Stokes Geometry Comparison:
- Schwarzschild: Stokes lines approaching the inner turning points spiral clockwise into the event horizon pole ( $r=2M$ ). No curves extend into the region $\text{Re}(r) < 2M$ .
- JMN-1 & GJMN: Stokes lines do not terminate at the matching surface ( $r \approx 2M$ ). Instead, they curve leftward, forming a distinct open bow arch that sweeps toward the naked singularity at $r=0$ .
- Asymmetry: This bow is present only on the left side (toward the singularity) and is absent on the right side (toward infinity), creating a clear topological asymmetry not found in black holes.
Dependence on Damping: The width of the bow arch increases with the imaginary part of the frequency ( $|\text{Im}(\omega)|$ ), corresponding to higher overtones.

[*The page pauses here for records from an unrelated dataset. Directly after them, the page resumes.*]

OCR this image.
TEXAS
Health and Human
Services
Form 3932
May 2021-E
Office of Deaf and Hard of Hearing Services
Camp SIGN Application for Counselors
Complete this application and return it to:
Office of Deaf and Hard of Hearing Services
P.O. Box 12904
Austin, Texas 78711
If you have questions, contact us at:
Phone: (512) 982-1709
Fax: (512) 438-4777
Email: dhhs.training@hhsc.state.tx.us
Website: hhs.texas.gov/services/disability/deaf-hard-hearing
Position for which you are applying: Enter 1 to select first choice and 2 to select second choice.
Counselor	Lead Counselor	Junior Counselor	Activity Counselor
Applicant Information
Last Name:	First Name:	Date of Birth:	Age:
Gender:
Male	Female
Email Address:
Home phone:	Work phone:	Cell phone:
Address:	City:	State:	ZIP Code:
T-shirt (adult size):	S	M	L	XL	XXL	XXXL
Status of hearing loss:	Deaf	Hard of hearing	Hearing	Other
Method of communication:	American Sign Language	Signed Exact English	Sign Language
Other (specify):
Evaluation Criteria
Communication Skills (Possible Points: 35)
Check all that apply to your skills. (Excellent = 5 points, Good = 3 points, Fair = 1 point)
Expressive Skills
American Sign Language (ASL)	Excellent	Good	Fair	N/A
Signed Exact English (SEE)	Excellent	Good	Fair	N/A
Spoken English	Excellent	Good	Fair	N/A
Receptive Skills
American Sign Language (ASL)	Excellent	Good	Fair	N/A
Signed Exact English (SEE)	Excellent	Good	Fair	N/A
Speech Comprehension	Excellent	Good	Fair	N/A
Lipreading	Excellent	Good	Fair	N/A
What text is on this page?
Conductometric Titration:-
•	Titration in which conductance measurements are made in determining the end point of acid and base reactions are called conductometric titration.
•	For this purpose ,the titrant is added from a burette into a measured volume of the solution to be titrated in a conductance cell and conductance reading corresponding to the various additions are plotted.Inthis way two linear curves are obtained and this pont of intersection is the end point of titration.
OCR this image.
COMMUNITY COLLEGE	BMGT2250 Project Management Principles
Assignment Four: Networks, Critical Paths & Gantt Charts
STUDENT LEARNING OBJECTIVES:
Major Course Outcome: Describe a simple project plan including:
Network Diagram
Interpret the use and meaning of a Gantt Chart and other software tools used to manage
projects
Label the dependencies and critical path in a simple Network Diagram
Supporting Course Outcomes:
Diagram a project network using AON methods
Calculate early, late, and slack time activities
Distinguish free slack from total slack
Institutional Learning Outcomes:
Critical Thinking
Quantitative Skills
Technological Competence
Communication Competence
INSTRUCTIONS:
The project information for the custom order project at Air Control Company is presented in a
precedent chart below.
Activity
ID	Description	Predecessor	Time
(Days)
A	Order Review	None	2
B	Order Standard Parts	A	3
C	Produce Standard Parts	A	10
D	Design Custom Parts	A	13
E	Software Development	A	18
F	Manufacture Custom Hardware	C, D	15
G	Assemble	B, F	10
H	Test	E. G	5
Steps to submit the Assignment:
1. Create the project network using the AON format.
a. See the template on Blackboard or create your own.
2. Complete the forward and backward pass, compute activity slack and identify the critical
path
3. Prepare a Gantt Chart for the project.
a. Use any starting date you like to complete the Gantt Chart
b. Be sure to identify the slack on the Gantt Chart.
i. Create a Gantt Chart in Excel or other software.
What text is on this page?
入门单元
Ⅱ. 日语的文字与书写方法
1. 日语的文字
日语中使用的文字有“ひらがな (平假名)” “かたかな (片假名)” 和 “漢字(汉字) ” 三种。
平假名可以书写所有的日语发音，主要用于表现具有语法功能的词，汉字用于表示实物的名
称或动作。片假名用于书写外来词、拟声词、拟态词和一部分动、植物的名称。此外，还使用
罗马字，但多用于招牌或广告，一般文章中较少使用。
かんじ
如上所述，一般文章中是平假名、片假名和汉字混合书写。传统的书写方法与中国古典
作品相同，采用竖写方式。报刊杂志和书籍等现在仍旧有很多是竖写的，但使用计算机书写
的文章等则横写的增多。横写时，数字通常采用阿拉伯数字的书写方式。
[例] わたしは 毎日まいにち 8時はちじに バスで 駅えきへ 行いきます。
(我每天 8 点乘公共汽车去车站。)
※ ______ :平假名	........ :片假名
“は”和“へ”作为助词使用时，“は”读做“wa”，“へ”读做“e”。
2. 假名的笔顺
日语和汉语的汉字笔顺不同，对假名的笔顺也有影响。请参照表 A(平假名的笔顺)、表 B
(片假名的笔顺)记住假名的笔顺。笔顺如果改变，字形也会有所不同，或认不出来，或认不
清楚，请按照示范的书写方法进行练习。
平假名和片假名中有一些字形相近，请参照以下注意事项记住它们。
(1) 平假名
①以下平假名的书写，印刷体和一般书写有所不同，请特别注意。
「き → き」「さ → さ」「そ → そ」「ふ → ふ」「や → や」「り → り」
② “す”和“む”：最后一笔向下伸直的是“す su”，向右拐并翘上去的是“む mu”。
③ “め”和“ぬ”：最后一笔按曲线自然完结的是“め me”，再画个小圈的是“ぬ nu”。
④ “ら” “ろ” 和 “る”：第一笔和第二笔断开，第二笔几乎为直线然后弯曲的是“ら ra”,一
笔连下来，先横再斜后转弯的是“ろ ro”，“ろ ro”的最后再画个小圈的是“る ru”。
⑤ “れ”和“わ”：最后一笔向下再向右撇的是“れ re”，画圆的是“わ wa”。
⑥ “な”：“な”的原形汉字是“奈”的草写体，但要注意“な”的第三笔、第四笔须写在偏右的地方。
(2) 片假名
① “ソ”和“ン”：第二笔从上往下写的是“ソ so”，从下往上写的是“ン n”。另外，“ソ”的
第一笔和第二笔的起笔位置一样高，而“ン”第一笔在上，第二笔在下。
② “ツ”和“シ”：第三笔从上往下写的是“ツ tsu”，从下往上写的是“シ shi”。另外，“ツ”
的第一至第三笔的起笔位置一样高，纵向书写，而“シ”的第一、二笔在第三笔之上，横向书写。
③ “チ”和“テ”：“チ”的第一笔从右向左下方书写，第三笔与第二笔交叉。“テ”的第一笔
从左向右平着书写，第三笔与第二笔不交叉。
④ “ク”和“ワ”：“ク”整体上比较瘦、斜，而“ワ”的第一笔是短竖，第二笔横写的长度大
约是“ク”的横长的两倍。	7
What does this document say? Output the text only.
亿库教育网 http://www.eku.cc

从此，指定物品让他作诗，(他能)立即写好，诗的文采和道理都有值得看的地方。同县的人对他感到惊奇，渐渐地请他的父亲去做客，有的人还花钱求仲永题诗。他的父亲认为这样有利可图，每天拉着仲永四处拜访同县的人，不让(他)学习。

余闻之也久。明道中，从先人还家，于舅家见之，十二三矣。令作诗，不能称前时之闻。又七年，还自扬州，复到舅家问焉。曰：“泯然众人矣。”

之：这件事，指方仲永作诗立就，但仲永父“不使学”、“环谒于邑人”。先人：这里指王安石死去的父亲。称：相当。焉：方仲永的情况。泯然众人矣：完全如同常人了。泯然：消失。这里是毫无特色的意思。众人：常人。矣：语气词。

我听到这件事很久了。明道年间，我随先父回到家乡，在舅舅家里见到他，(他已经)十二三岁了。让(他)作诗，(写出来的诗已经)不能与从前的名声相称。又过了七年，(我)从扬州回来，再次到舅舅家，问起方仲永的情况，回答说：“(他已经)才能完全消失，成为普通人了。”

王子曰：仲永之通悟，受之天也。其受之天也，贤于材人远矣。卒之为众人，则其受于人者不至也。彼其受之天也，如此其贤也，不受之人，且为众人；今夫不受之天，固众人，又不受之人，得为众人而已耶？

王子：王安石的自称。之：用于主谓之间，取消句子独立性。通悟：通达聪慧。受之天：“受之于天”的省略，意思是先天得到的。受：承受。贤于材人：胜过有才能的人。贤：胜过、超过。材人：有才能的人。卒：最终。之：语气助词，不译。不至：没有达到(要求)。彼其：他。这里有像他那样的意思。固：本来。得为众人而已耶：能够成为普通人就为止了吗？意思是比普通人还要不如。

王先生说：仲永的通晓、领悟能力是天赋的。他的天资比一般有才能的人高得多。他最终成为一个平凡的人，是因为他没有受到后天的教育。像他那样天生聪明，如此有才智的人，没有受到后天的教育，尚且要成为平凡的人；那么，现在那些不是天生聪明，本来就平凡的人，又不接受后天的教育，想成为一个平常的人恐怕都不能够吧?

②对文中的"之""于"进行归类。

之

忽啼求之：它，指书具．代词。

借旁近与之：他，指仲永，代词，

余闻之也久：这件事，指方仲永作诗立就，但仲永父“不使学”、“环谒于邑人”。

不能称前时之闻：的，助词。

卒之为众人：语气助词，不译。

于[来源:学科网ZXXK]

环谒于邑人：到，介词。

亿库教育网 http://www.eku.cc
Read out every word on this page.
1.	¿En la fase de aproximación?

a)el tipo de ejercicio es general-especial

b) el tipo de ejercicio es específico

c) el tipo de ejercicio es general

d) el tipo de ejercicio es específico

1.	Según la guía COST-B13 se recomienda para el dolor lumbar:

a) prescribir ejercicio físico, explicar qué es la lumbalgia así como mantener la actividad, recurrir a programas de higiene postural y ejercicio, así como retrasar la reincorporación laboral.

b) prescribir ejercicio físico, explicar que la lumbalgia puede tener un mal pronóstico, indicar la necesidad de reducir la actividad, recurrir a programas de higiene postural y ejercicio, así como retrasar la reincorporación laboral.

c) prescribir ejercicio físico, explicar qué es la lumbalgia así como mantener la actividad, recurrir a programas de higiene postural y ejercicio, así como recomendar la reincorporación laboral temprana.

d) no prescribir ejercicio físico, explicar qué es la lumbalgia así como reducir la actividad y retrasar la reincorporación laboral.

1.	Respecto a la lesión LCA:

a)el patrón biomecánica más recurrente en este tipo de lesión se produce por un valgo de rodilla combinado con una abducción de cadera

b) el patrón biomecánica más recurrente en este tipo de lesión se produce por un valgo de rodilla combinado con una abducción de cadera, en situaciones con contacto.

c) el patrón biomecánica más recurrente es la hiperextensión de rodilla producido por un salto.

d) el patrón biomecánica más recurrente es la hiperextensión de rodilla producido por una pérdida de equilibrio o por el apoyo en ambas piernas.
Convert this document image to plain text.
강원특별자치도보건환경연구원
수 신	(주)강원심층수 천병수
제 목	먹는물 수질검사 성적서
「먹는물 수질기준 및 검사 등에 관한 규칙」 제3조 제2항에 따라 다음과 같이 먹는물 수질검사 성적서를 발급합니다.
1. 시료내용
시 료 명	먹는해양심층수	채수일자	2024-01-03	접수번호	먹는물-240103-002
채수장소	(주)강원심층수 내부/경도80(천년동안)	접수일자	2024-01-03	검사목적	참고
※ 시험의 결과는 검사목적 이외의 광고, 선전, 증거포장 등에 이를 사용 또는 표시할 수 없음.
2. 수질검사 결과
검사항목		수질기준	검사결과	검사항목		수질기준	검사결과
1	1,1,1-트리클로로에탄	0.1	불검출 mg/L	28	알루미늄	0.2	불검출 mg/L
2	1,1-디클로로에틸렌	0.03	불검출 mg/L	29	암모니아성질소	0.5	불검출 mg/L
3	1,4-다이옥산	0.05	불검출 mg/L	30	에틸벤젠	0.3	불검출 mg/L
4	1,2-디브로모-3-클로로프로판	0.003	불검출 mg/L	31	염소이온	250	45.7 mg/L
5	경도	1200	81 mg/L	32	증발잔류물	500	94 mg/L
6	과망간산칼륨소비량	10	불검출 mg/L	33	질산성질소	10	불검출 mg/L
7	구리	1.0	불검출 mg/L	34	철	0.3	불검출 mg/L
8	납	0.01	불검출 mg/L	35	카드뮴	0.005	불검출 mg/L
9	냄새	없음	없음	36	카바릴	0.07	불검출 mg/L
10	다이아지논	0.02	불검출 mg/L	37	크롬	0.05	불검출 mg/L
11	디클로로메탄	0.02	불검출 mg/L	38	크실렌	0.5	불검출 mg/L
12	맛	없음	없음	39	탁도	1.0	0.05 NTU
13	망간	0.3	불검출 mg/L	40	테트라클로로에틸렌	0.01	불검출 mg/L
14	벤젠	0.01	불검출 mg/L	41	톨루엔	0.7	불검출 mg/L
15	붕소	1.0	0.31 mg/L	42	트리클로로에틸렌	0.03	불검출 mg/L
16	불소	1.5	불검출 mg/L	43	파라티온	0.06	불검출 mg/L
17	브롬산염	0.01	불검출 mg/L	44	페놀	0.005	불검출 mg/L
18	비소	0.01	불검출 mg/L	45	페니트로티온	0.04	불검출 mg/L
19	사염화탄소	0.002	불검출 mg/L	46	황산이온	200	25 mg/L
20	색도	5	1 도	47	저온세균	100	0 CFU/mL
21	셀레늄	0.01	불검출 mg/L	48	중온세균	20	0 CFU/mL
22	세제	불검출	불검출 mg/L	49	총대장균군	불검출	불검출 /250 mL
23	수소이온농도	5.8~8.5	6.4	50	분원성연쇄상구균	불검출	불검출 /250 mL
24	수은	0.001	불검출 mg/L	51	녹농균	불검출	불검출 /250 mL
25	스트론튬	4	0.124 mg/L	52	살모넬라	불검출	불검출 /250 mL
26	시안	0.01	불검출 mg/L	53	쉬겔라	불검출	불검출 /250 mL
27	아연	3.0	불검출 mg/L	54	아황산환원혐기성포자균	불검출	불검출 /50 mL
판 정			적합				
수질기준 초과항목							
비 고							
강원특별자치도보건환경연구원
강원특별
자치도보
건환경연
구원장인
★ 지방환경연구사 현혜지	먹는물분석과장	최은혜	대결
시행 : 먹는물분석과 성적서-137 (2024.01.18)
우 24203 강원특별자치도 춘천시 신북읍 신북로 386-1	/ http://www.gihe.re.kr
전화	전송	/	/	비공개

5. Significance and Implications

New Diagnostic Tool: The paper proposes that Stokes topology serves as a model-independent diagnostic to distinguish black holes from naked singularities. While QNM frequencies may be degenerate, the global analytic structure (Stokes graph) is topologically distinct.
Physical Interpretation: The bow structure is interpreted as the complex-plane imprint of partial reflection at the inner boundary (the matching surface). In black holes, the horizon absorbs waves completely; in naked singularities, the inner boundary reflects waves, modifying the late-time tails and potentially generating gravitational wave echoes.
Observational Potential: The distinct Stokes connectivity suggests that future gravitational wave analyses could look for specific echo patterns or late-time power-law tails ( $t^{-\mu}$ ) sensitive to the angular momentum $l$ , which are direct consequences of the monodromy at the naked singularity.
Theoretical Framework: The work establishes that exact WKB analysis is a powerful tool for probing the analytic structure of compact objects, moving beyond local potential barrier approximations to global topological features.

In conclusion, the paper demonstrates that while naked singularities may mimic black holes in their ringdown frequencies, their global analytic structure reveals a unique "bow-shaped" Stokes topology caused by the accessible central singularity, offering a theoretical pathway to distinguish them from horizon-covered black holes.